В Западной Индии была влиятельная наследственная линия правителей [ksatriya]. Однажды у очередного правителя родился сын. Но монарх подумал: “Этот мой сын – не тот человек, кто достоин быть в этом мире учителем [Acarya] мужчин. Поэтому, он должен быть посвящен для умилостивление Арья Манджушри (Arya Manjusri), который является Владыкой Знания. И он должен умолять Манджушри сделать его Ачарьей”.

В соответствии с этим принц получил опору тела в виде отлитой из металла статуи высотой в локоть (cubit =  45-46 см – прим. shus). Помимо этого им были получены опора речи в виде цветка лотоса и опора ума в виде сосуда, наполненного молоком. Затем правитель передал ему текст медитации Манджушри и отправил его практиковать. Поскольку монарх накопил большую заслугу, а мальчик имел кшатрийское (ksatriya) происхождение, принц достиг своей цели всего лишь за шесть дней. Металлическая статуя Манджушри улыбалась, смеялась и т.п. Цветок лотоса выглядел свежим, как будто совсем недавно вырос, а молоко вытекало из сосуда, как будто бы оно кипело.
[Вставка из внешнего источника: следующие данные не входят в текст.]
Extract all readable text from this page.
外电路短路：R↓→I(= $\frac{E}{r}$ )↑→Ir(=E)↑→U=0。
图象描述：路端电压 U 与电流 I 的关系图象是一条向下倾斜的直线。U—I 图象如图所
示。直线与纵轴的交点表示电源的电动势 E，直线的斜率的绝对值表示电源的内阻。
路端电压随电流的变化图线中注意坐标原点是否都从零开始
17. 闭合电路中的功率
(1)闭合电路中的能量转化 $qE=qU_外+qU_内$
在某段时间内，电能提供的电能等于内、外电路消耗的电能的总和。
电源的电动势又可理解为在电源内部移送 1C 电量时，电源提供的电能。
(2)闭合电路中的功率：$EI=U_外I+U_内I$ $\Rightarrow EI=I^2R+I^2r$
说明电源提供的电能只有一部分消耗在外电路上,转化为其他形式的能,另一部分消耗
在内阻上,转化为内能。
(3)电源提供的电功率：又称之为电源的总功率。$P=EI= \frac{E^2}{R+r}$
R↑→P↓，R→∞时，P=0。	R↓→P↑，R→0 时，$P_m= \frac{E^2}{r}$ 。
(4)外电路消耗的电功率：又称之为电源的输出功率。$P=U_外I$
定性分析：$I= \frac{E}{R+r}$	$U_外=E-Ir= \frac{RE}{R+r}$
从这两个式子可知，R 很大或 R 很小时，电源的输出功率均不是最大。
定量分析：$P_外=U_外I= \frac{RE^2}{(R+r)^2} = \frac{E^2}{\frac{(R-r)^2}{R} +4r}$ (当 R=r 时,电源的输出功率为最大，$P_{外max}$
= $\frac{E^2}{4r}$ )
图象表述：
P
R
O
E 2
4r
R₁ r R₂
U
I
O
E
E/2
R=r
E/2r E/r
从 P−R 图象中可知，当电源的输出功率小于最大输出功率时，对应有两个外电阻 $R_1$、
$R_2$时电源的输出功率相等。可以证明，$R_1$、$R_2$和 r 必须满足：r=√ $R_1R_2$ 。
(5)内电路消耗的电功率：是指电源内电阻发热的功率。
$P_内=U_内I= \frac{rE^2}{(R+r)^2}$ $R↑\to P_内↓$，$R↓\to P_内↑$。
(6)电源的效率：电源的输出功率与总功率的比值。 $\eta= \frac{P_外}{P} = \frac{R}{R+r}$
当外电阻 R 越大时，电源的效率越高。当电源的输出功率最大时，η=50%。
Принц подумал: “Я здесь умилостивливаю Манджушри, но было бы лучше, если бы я применил все это для другого рода достижений [siddhi] (здесь “сиддхи” – сверхъестественные способности – прим. shus)?” Таким образом он пребывал в сомнениях. Но в конец концов он сказал: “Этот бог – не что иное как Мара (Mara), называемый Калодайином (Kalodayin)!” Сразу же вслед за этим от статуи отделилась большая черная птица. Она опустила одно крыло в воду, смешала ее с землей и бросила грязь рядом с тем местом, где сидел наставник [принц]. Мальчик на некоторое время потерял сознание. Когда он пришел в себя, то увидел, что статуя потускнела и стала черной, лотос завял, а все молоко в сосуде высохло.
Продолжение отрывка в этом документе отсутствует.